Permutations were also rife after the primary that Atiku would pick Wike as his running mate, but in a twist of events, he settled for Okowa, who some stalwarts considered less strong in the party than Wike.

The G-5 phenomenon no doubt escalated the crisis in the PDP and they have remained a strong factor till date.

Recent developments even show that the crisis has festered. The choice of Minority Leaders of the National Assembly was an eye opener that the much sought peace is yet to return to the PDP.

Former Sokoto Governor and Atiku’s ally, Aminu Tambuwal, who was speculated to be favoured by the party, lost out in his bid to become the Senate Minority Leader. It was rather Senator Mwadkwon Davou from Plateau State that carried the day.

Wike’s group was said to have sustained a swift opposition against Tambuwal’s emergence.

As it stands, with Wike and several other members, all but set to dump the platform, the PDP faces an existential threat more than ever.

The former National Chairman of the PDP, Dr. Okwesilieze Nwodo on the party’s current state, admitted in an exclusive interview that everybody was worried and was working hard to see what they could do.

The former governor of old Enugu State also disclosed that there is an ongoing internal reconciliation even though the party would not want to go public with what they are doing now.

”We are trying as much as possible to concentrate on what is going on in the court, not to run foul of the court until they finish what they are doing. They are almost rounding off; we will talk again in the near future.

“We are doing more internal reconciliation than going public with what we are doing at the moment.

Everybody is worried; we are all working hard to see what we can do,” Nwodo said.

Meanwhile, a media aide to Atiku Abubakar, the presidential candidate of the People’s Democratic Party, PDP, Mr Paul Ibe, said that he believed, notwithstanding the challenges in the party, his principal won the 2023 presidential election.

He admitted that the PDP has set up a reconciliation committee and that Atiku was involved in its process.

According to Ibe, the party is also reviewing what happened and how it conducted its affairs during the election, insisting that persons in the PDP who deliberately and knowingly sabotaged the party would be sanctioned.

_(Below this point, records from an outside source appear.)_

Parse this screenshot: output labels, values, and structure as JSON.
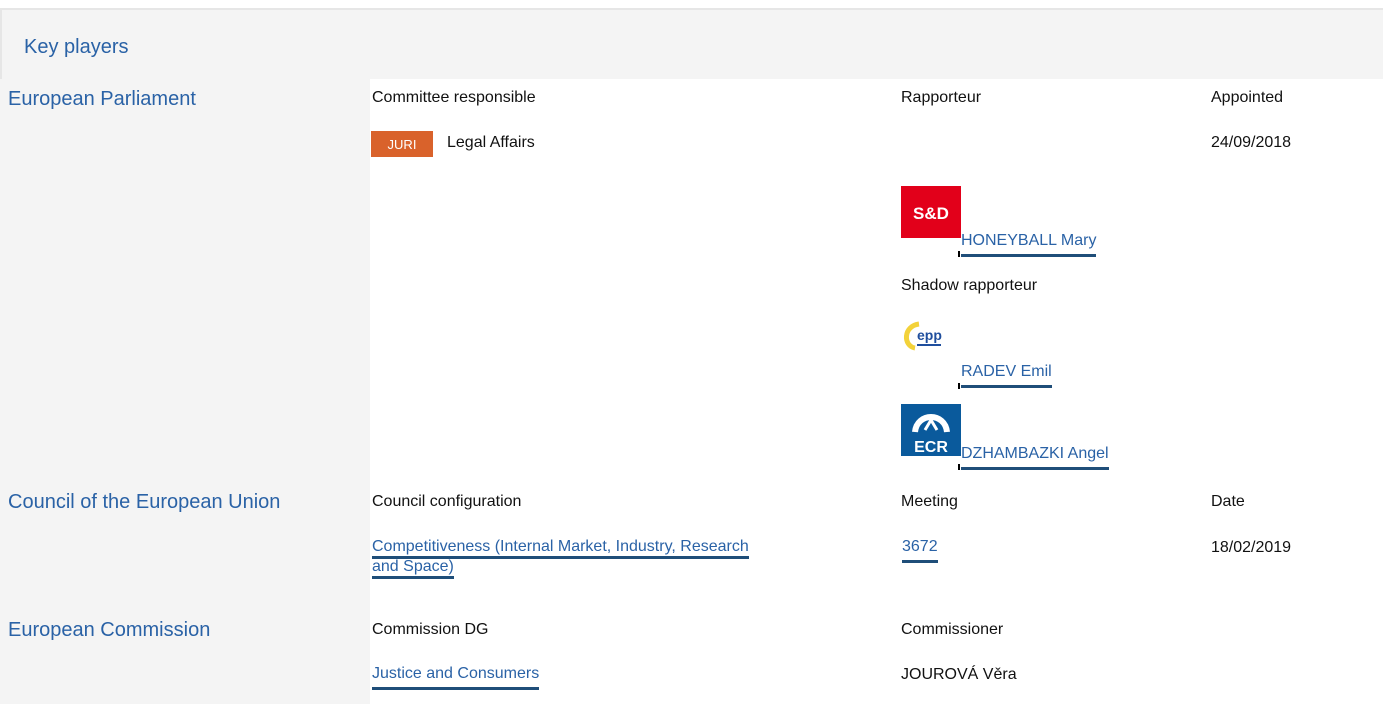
{
  "section": {
    "title": "Key players"
  },
  "ep": {
    "institution": "European Parliament",
    "col_committee": "Committee responsible",
    "col_rapporteur": "Rapporteur",
    "col_appointed": "Appointed",
    "committee_code": "JURI",
    "committee_name": "Legal Affairs",
    "appointed_date": "24/09/2018",
    "rapporteur": {
      "group_logo": "S&D",
      "name": "HONEYBALL Mary"
    },
    "shadow_label": "Shadow rapporteur",
    "shadows": [
      {
        "group_logo": "epp",
        "name": "RADEV Emil"
      },
      {
        "group_logo": "ECR",
        "name": "DZHAMBAZKI Angel"
      }
    ]
  },
  "council": {
    "institution": "Council of the European Union",
    "col_configuration": "Council configuration",
    "col_meeting": "Meeting",
    "col_date": "Date",
    "configuration_line1": "Competitiveness (Internal Market, Industry, Research",
    "configuration_line2": "and Space)",
    "meeting": "3672",
    "date": "18/02/2019"
  },
  "commission": {
    "institution": "European Commission",
    "col_dg": "Commission DG",
    "col_commissioner": "Commissioner",
    "dg": "Justice and Consumers",
    "commissioner": "JOUROVÁ Věra"
  },
  "colors": {
    "link": "#2a62a6",
    "underline": "#1f4e79",
    "badge": "#d9622b",
    "sd": "#e2001a",
    "ecr": "#0a5a9c"
  }
}
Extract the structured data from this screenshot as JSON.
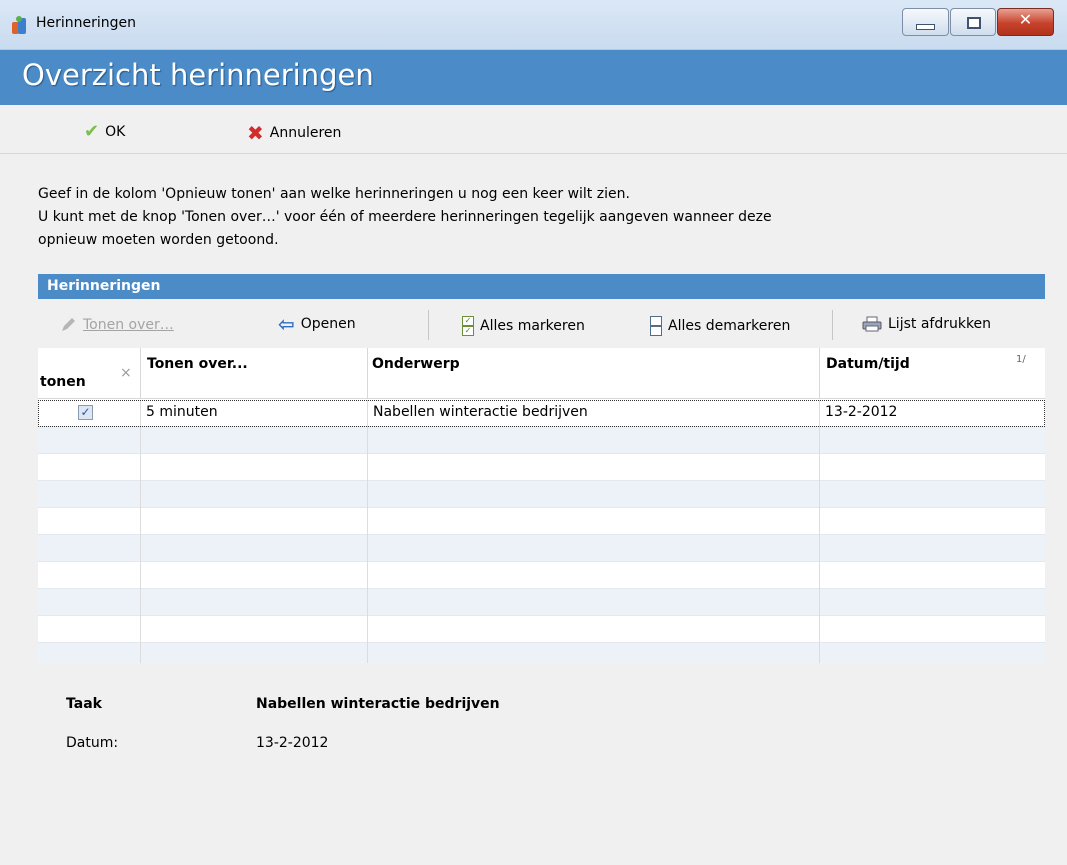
{
  "window": {
    "title": "Herinneringen"
  },
  "banner": {
    "title": "Overzicht herinneringen"
  },
  "toolbar": {
    "ok_label": "OK",
    "cancel_label": "Annuleren"
  },
  "intro": [
    "Geef in de kolom 'Opnieuw tonen' aan welke herinneringen u nog een keer wilt zien.",
    "U kunt met de knop 'Tonen over…' voor één of meerdere herinneringen tegelijk aangeven wanneer deze",
    "opnieuw moeten worden getoond."
  ],
  "section": {
    "title": "Herinneringen"
  },
  "gridbar": {
    "tonen_over": "Tonen over…",
    "openen": "Openen",
    "alles_markeren": "Alles markeren",
    "alles_demarkeren": "Alles demarkeren",
    "lijst_afdrukken": "Lijst afdrukken"
  },
  "columns": {
    "tonen": "tonen",
    "tonen_over": "Tonen over...",
    "onderwerp": "Onderwerp",
    "datum": "Datum/tijd",
    "sort_indicator": "1/"
  },
  "rows": [
    {
      "checked": true,
      "tonen_over": "5 minuten",
      "onderwerp": "Nabellen winteractie bedrijven",
      "datum": "13-2-2012"
    }
  ],
  "details": {
    "taak_label": "Taak",
    "taak_value": "Nabellen winteractie bedrijven",
    "datum_label": "Datum:",
    "datum_value": "13-2-2012"
  },
  "colors": {
    "accent": "#4a8bc8",
    "close": "#c7422b"
  }
}
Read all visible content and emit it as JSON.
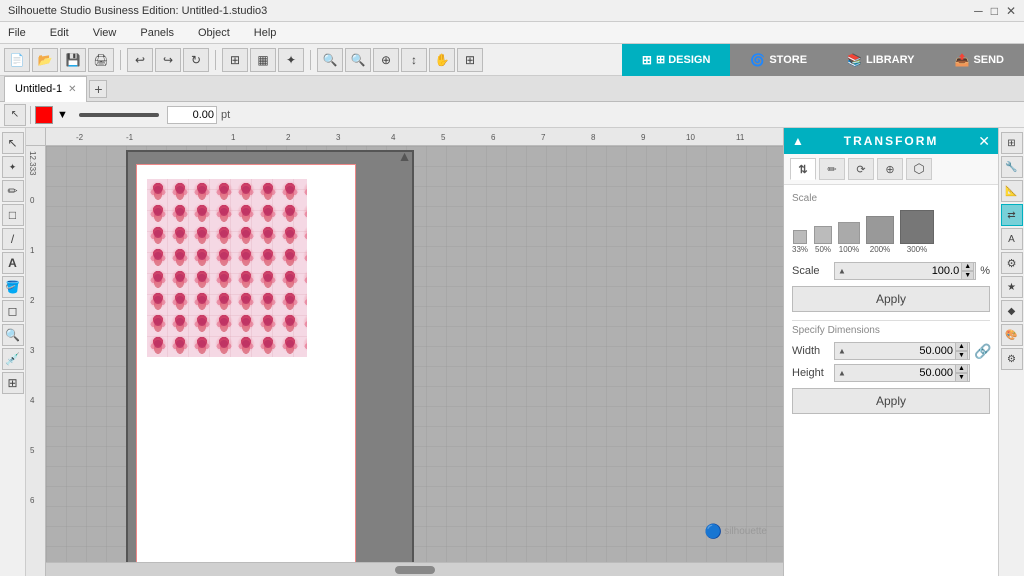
{
  "titlebar": {
    "title": "Silhouette Studio Business Edition: Untitled-1.studio3",
    "minimize": "─",
    "maximize": "□",
    "close": "✕"
  },
  "menubar": {
    "items": [
      "File",
      "Edit",
      "View",
      "Panels",
      "Object",
      "Help"
    ]
  },
  "toolbar2": {
    "value": "0.00",
    "unit": "pt"
  },
  "tabs": {
    "tab1": "Untitled-1"
  },
  "nav": {
    "design": "⊞ DESIGN",
    "store": "🔵 STORE",
    "library": "📚 LIBRARY",
    "send": "📤 SEND"
  },
  "transform": {
    "title": "TRANSFORM",
    "tabs": [
      "⇅⇄",
      "✏",
      "⟳",
      "⊕",
      "⬡"
    ],
    "scale_label": "Scale",
    "presets": [
      {
        "size": "s",
        "label": "33%"
      },
      {
        "size": "m",
        "label": "50%"
      },
      {
        "size": "l",
        "label": "100%"
      },
      {
        "size": "xl",
        "label": "200%"
      },
      {
        "size": "xxl",
        "label": "300%"
      }
    ],
    "scale_field_label": "Scale",
    "scale_value": "100.0",
    "scale_unit": "%",
    "apply1": "Apply",
    "specify_label": "Specify Dimensions",
    "width_label": "Width",
    "width_value": "50.000",
    "height_label": "Height",
    "height_value": "50.000",
    "apply2": "Apply"
  }
}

”It is only in a matter of time that the PDP will be in a better position to ensure that all of the negatives we see in terms of economic and political decisions will be reversed. So Nigerians should just wait a while.

”Yes, whatever that might have played out, all I can assure you is that the minority leadership of the party will align. I will assure you that. And they will align. They have already spoken. It is nothing to worry about because even the APC also, the chairman of their party, had the cause to raise reservations about what played out. It was not peculiar to the PDP alone.

”The party has set up a reconciliation committee. He (Atiku) has been fully briefed about it and the meeting that they had. He is involved in the process, don’t forget that he was a co-founder of the party and a major stakeholder. So there is a process in place; it is only a matter of time before all of the contending issues are resolved.

”The party is also reviewing what happened and how it conducted its affairs and the election. I think it would be an opportunity to reflect, and whatever it is that should have been done but was not done, they will take cognisance of it.

“So, the review process is ongoing, and it is only a matter of time before they make their findings public. There were mistakes; people would make mistakes; it is part of being human. And for those who deliberately, knowingly sabotaged the party, there are chances they would be sanctioned.”